Stephanie A. Harmon, Ph.D.
- Center for Cancer Research
- National Cancer Institute
- Bldg. 10 - Clinical Center, Rm B3B69
- Bethesda, MD 20892
Dr. Harmon’s research interests focus on computational approaches, including computer vision and artificial intelligence, for combining multiscale biological and clinicopathological data to model cancer and cancer-related outcomes. She investigates the functional relationship of imaging characteristics across biological scales and their role in phenotypic heterogeneity in various cancer types. Her research centers around the idea that the use of integrative biomarkers from various imaging scales could enhance the understanding of disease and the role of imaging in cancer diagnosis and treatment.
Areas of Expertise
The increasing ability to acquire and rapidly analyze digital pathology images has enabled development of robust machine learning algorithms for automated image analysis. These machine learning tools can aid clinicians and researchers in assessing primary diagnosis and cancer-related outcomes. There is strong evidence that histology features can also be used as surrogate measures for tumor biology. Our long term goal is to identify interpretable imaging-based biomarkers on histopathological images that can predict underlying molecular phenotypes and translate these findings to improve diagnosis, treatment, and patient outcomes in various cancers.
A few areas we will apply these techniques include:
- Integration of digital pathology and molecular phenotypes in prostate cancer. After patients are treated for localized prostate cancer, a subset of them will go on to develop distant metastasis and can undergo various treatments depending on their prior treatment history and aggressiveness of their cancer. As resistance to multiple lines of treatment develops, the patho-biological heterogeneity across patients increases.
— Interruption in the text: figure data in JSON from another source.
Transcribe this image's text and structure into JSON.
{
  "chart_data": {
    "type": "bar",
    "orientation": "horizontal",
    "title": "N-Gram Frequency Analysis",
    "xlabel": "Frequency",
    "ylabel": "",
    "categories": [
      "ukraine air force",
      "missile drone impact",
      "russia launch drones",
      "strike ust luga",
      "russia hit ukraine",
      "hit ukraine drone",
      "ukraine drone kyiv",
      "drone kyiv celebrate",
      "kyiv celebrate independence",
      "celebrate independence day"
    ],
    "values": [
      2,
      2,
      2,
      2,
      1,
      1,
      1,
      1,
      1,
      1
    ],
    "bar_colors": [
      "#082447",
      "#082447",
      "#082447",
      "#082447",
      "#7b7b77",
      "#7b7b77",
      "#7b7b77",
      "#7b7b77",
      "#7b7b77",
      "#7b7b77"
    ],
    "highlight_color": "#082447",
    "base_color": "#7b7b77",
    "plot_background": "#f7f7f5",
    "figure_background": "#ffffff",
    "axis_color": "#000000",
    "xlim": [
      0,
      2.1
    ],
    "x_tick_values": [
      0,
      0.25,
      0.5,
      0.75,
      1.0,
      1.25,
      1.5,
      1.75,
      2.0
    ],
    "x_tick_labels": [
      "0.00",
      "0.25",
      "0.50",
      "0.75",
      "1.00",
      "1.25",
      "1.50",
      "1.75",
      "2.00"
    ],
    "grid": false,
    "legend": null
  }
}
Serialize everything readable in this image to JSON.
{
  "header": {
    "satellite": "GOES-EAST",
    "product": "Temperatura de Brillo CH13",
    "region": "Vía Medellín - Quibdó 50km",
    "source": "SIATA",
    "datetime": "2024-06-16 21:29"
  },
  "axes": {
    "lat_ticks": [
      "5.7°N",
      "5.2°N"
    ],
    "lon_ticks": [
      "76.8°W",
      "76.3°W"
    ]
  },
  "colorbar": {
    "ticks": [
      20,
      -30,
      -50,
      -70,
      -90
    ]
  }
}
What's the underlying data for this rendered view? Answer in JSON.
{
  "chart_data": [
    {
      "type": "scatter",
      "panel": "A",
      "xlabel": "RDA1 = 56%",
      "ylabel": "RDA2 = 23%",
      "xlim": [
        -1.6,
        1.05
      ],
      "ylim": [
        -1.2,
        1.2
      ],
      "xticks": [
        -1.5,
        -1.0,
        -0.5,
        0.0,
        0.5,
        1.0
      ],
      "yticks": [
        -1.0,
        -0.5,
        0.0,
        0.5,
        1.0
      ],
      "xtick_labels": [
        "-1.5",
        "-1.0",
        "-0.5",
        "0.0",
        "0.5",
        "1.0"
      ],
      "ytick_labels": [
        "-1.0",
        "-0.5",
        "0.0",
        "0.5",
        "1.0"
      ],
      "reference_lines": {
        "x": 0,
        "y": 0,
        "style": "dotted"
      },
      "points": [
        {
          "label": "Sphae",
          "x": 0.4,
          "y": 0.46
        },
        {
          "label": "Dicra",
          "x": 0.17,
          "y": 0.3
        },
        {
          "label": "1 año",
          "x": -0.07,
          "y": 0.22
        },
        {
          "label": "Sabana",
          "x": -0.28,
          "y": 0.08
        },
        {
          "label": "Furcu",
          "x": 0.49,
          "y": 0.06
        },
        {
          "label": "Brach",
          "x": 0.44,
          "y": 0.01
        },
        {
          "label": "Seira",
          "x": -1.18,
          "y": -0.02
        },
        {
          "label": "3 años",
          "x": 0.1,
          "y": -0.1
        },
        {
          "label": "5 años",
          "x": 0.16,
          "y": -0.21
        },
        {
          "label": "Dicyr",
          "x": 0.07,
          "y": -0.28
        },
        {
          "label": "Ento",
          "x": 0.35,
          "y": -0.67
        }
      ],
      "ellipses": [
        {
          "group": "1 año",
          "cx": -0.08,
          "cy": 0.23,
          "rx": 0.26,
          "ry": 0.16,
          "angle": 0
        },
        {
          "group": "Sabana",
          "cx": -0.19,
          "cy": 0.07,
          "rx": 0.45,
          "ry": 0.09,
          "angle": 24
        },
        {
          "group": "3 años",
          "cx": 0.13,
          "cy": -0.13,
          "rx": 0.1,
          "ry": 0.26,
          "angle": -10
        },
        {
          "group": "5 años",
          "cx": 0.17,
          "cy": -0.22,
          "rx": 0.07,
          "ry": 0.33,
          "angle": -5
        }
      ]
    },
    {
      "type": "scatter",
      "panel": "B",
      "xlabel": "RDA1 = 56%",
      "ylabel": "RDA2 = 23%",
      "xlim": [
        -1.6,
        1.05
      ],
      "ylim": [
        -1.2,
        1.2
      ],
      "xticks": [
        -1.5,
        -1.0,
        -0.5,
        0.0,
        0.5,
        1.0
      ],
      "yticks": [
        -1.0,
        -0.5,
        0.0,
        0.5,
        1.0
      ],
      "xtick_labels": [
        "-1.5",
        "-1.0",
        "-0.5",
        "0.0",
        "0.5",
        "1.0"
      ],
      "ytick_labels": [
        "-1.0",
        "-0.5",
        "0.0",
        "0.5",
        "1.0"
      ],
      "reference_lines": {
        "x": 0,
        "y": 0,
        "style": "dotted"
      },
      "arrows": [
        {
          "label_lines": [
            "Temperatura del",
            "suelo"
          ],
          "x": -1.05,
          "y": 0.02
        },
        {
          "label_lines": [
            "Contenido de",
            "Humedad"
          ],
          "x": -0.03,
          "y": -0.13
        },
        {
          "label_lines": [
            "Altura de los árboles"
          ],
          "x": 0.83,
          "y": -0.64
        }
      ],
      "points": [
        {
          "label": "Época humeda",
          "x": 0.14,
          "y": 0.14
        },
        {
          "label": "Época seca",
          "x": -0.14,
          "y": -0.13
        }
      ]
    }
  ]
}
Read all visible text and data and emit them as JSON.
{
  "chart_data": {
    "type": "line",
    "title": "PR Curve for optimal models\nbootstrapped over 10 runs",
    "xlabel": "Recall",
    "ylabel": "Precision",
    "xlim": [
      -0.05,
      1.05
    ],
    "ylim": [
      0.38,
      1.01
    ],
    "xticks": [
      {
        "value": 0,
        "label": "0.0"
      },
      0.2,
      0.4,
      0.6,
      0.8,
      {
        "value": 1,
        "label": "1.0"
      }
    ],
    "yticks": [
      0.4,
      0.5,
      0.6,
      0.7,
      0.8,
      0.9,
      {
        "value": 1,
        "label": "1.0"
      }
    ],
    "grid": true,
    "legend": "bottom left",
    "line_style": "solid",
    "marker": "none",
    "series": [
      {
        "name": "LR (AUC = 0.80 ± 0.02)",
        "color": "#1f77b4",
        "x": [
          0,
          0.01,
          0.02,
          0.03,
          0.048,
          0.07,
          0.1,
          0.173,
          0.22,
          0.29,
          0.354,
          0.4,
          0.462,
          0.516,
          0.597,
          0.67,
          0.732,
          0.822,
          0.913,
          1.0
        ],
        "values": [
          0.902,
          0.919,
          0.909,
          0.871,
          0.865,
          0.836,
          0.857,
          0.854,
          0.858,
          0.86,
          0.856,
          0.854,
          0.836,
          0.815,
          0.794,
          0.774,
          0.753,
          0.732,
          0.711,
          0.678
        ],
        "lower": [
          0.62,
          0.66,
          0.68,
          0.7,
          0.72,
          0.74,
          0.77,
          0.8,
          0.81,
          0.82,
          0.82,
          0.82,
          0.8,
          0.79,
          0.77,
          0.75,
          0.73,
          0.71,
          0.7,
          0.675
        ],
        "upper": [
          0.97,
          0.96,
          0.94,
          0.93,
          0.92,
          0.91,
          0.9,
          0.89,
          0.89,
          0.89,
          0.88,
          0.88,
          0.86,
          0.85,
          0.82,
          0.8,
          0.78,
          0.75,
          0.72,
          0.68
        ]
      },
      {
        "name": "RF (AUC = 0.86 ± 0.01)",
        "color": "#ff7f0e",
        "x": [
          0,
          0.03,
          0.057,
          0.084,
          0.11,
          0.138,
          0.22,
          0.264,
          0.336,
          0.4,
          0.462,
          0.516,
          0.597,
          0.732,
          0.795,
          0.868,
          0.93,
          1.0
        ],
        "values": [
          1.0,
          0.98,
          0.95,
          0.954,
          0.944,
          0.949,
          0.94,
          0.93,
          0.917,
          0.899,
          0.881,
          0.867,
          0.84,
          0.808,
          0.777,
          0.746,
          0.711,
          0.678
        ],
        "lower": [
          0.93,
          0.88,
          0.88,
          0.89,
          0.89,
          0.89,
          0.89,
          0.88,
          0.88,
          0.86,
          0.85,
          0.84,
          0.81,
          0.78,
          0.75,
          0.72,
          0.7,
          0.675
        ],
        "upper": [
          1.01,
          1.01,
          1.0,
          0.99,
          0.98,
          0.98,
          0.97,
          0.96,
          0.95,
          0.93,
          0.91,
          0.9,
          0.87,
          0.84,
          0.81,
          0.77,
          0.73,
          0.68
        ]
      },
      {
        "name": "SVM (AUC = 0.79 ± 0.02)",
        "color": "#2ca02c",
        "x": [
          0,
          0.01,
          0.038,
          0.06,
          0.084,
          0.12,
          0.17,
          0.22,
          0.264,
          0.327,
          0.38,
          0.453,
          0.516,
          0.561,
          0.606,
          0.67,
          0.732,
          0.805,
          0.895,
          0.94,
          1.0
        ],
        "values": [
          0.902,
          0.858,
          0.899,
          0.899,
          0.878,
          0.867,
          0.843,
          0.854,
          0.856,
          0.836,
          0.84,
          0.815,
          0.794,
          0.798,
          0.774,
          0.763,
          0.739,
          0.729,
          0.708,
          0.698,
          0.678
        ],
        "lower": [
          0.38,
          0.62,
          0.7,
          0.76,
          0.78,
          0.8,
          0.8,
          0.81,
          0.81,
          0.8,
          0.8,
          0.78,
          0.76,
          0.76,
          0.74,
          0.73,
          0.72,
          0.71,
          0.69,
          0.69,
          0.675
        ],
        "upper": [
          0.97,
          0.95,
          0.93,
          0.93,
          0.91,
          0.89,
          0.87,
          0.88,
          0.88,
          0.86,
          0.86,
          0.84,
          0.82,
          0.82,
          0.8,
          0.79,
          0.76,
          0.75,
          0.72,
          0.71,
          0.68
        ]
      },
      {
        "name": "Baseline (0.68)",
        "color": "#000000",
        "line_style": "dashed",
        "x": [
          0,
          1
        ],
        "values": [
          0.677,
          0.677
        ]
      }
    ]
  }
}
We aim to identify important histological features of prostate cancer by interrogating its relationship with underlying biological phenotypes derived from molecular assays at various stages of disease. We aim to use these findings to provide useful information to clinicians on early detection of aggressive phenotypes, biopsy targeting, histological interpretation, and treatment selection.
- Evaluating morphological characteristics of aggressive bladder cancer. Bladder cancer is often diagnosed on transurethral resection tissue in early-stage cancers. This information is used by the physician to guide decision making on future surgery and chemotherapy needs of the patient. We aim to integrate digital pathology assessment with clinical and radiographic appearances to better diagnose cancer and inform treatment decisions.
- Explore validation of digital pathology biomarkers using spatial biology platforms. Typical histological assessment is completed on Hematoxylin and Eosin (H&E) images. By spatial profiling the biology of disease through various protein-based and molecular-based assays, we aim to apply our spatial analysis techniques broadly to new imaging platforms. This work will help to validate the biological underpinnings of H&E machine learning models and also help the research community develop tools which can bridge the analysis gap between anatomical and biological findings.
Artificial Intelligence-Based PTEN Loss Assessment as an Early Predictor of Prostate Cancer Metastasis After Surgery: a Multi-Center Retrospective Study
Prognostic Features of Biochemical Recurrence of Prostate Cancer Following Radical Prostatectomy Based on Multiparametric MRI and Immunohistochemistry Analysis of MRI-guided Biopsy Specimens
Multiresolution Application of Artificial Intelligence in Digital Pathology for Prediction of Positive Lymph Nodes From Primary Tumors in Bladder Cancer
Spatial density and diversity of architectural histology in prostate cancer: influence on diffusion weighted magnetic resonance imaging
Stephanie A. Harmon, Ph.D.
Dr. Harmon obtained her Ph.D. in medical physics at the University of Wisconsin – Madison in 2016. For her postgraduate work, Dr. Harmon joined Leidos Biomedical Research where she worked within the Molecular Imaging Branch and investigated computational biomarkers in various state-of-the-art prostate imaging modalities. She received many awards during her training, including the Prostate Cancer Foundation Young Investigator Award and the NCI Director’s Intramural Innovation Award. In 2020, she became a staff scientist within the newly formed Artificial Intelligence Resource of NCI. This group excels in development and translation of imaging methods in cancer, supporting intramural investigators in development of AI-based solutions.